Convicting emergent multipartite entanglement with evidence from a partially blind witness

TL;DR

This paper demonstrates that genuine multipartite entanglement in Gaussian states can be inferred solely from local separable marginals, using a novel entanglement witness and an experimentally feasible scheme.

Contribution

It introduces a method to detect global multipartite entanglement from local marginals in Gaussian states, advancing quantum diagnostics.

Findings

Multipartite entanglement can be inferred from local marginals.

A genuine multipartite entanglement witness was constructed.

An experimental scheme for three-mode state preparation was proposed.

Abstract

Genuine multipartite entanglement underlies correlation experiments corroborating quantum mechanics and it is an expedient empowering many quantum technologies. One of many counterintuitive facets of genuine multipartite entanglement is its ability to exhibit an emergent character, that is, one can infer its presence in some multipartite states merely from a set of its separable marginals. Here, we show that the effect can be found also in the context of Gaussian states of bosonic systems.

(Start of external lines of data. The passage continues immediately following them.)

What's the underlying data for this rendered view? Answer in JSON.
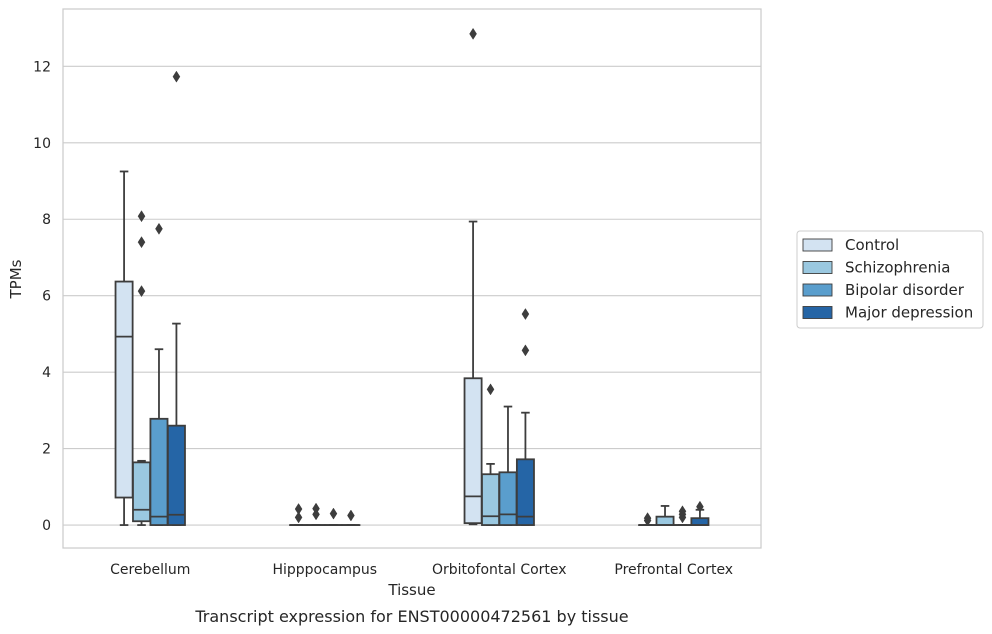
{
  "chart_data": {
    "type": "box",
    "title": "",
    "caption": "Transcript expression for ENST00000472561 by tissue",
    "xlabel": "Tissue",
    "ylabel": "TPMs",
    "ylim": [
      -0.6,
      13.5
    ],
    "yticks": [
      0,
      2,
      4,
      6,
      8,
      10,
      12
    ],
    "grid": "horizontal",
    "legend_position": "right",
    "categories": [
      "Cerebellum",
      "Hipppocampus",
      "Orbitofontal Cortex",
      "Prefrontal Cortex"
    ],
    "series": [
      {
        "name": "Control",
        "color": "#d3e3f2",
        "boxes": [
          {
            "whisker_low": 0.0,
            "q1": 0.72,
            "median": 4.93,
            "q3": 6.37,
            "whisker_high": 9.25,
            "outliers": []
          },
          {
            "whisker_low": 0.0,
            "q1": 0.0,
            "median": 0.0,
            "q3": 0.0,
            "whisker_high": 0.0,
            "outliers": [
              0.2,
              0.42
            ]
          },
          {
            "whisker_low": 0.02,
            "q1": 0.05,
            "median": 0.75,
            "q3": 3.84,
            "whisker_high": 7.94,
            "outliers": [
              12.85
            ]
          },
          {
            "whisker_low": 0.0,
            "q1": 0.0,
            "median": 0.0,
            "q3": 0.0,
            "whisker_high": 0.0,
            "outliers": [
              0.12,
              0.18
            ]
          }
        ]
      },
      {
        "name": "Schizophrenia",
        "color": "#9ac8e0",
        "boxes": [
          {
            "whisker_low": 0.0,
            "q1": 0.1,
            "median": 0.4,
            "q3": 1.64,
            "whisker_high": 1.68,
            "outliers": [
              6.12,
              7.4,
              8.08
            ]
          },
          {
            "whisker_low": 0.0,
            "q1": 0.0,
            "median": 0.0,
            "q3": 0.0,
            "whisker_high": 0.0,
            "outliers": [
              0.28,
              0.43
            ]
          },
          {
            "whisker_low": 0.0,
            "q1": 0.0,
            "median": 0.23,
            "q3": 1.33,
            "whisker_high": 1.6,
            "outliers": [
              3.55
            ]
          },
          {
            "whisker_low": 0.0,
            "q1": 0.0,
            "median": 0.0,
            "q3": 0.22,
            "whisker_high": 0.5,
            "outliers": []
          }
        ]
      },
      {
        "name": "Bipolar disorder",
        "color": "#5a9ecd",
        "boxes": [
          {
            "whisker_low": 0.0,
            "q1": 0.0,
            "median": 0.22,
            "q3": 2.78,
            "whisker_high": 4.6,
            "outliers": [
              7.75
            ]
          },
          {
            "whisker_low": 0.0,
            "q1": 0.0,
            "median": 0.0,
            "q3": 0.0,
            "whisker_high": 0.0,
            "outliers": [
              0.3
            ]
          },
          {
            "whisker_low": 0.0,
            "q1": 0.0,
            "median": 0.28,
            "q3": 1.38,
            "whisker_high": 3.1,
            "outliers": []
          },
          {
            "whisker_low": 0.0,
            "q1": 0.0,
            "median": 0.0,
            "q3": 0.0,
            "whisker_high": 0.0,
            "outliers": [
              0.2,
              0.28,
              0.36
            ]
          }
        ]
      },
      {
        "name": "Major depression",
        "color": "#2565a6",
        "boxes": [
          {
            "whisker_low": 0.0,
            "q1": 0.0,
            "median": 0.27,
            "q3": 2.6,
            "whisker_high": 5.27,
            "outliers": [
              11.73
            ]
          },
          {
            "whisker_low": 0.0,
            "q1": 0.0,
            "median": 0.0,
            "q3": 0.0,
            "whisker_high": 0.0,
            "outliers": [
              0.25
            ]
          },
          {
            "whisker_low": 0.0,
            "q1": 0.0,
            "median": 0.22,
            "q3": 1.72,
            "whisker_high": 2.94,
            "outliers": [
              4.57,
              5.52
            ]
          },
          {
            "whisker_low": 0.0,
            "q1": 0.0,
            "median": 0.0,
            "q3": 0.18,
            "whisker_high": 0.4,
            "outliers": [
              0.48
            ]
          }
        ]
      }
    ]
  }
}
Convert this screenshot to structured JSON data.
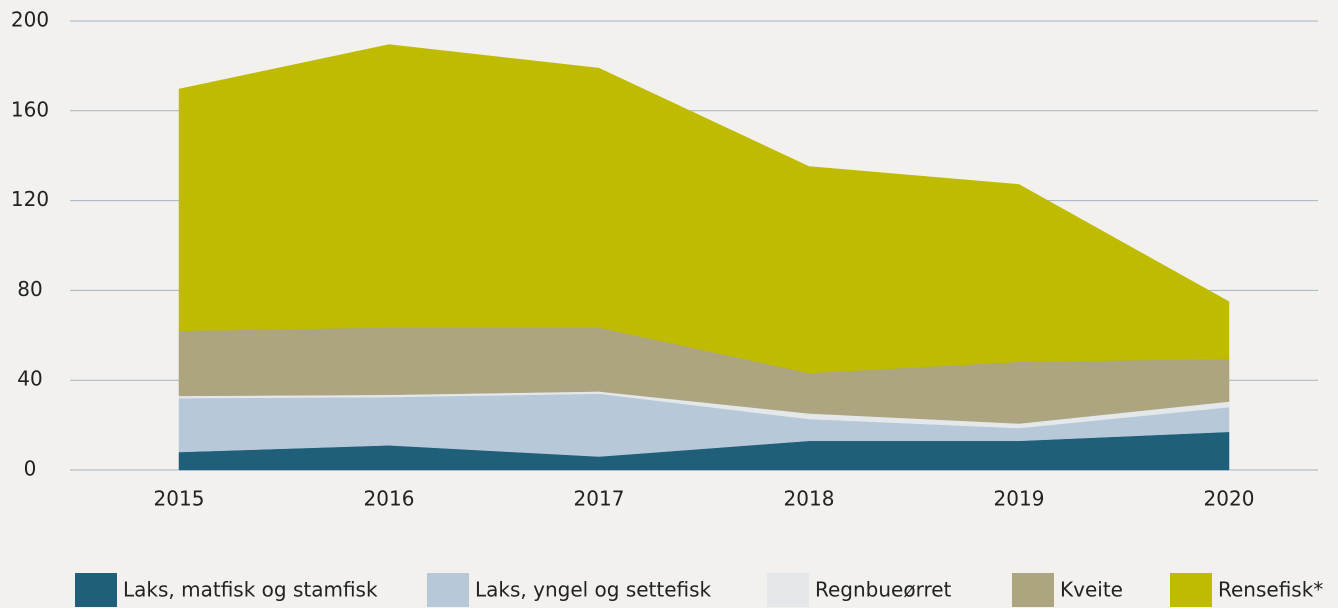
{
  "chart_data": {
    "type": "stacked_area",
    "categories": [
      "2015",
      "2016",
      "2017",
      "2018",
      "2019",
      "2020"
    ],
    "series": [
      {
        "name": "Laks, matfisk og stamfisk",
        "color": "#1f5f7a",
        "values": [
          8,
          11,
          6,
          13,
          13,
          17
        ]
      },
      {
        "name": "Laks, yngel og settefisk",
        "color": "#b7c8d8",
        "values": [
          24,
          21.5,
          28,
          9.7,
          5.7,
          11
        ]
      },
      {
        "name": "Regnbueørret",
        "color": "#e4e8ea",
        "values": [
          1,
          1,
          1,
          2.5,
          2,
          2.5
        ]
      },
      {
        "name": "Kveite",
        "color": "#aca580",
        "values": [
          29,
          30,
          28.5,
          18,
          27.5,
          19
        ]
      },
      {
        "name": "Rensefisk*",
        "color": "#bfbb00",
        "values": [
          107.7,
          126,
          115.5,
          92,
          79,
          25.5
        ]
      }
    ],
    "ylim": [
      0,
      200
    ],
    "yticks": [
      0,
      40,
      80,
      120,
      160,
      200
    ],
    "grid": true
  }
}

Specifically, we construct examples of multimode Gaussian states carrying genuine multipartite entanglement which can be verified solely from separable nearest-neighbour two-mode marginals. The key tool of our construction is a genuine multipartite entanglement witness acting only on some two-mode reductions of the global covariance matrix, which we find by a numerical solution of a semi-definite programme. We also propose an experimental scheme for preparation of the simplest three-mode state, which requires interference of three correlatively displaced squeezed beams on two beam splitters. Besides revealing the concept of emergent genuine multipartite entanglement in the Gaussian scenario and bringing it closer to experimentally testable form, our results pave the way to effective diagnostics methods of global properties of multipartite states without complete tomography.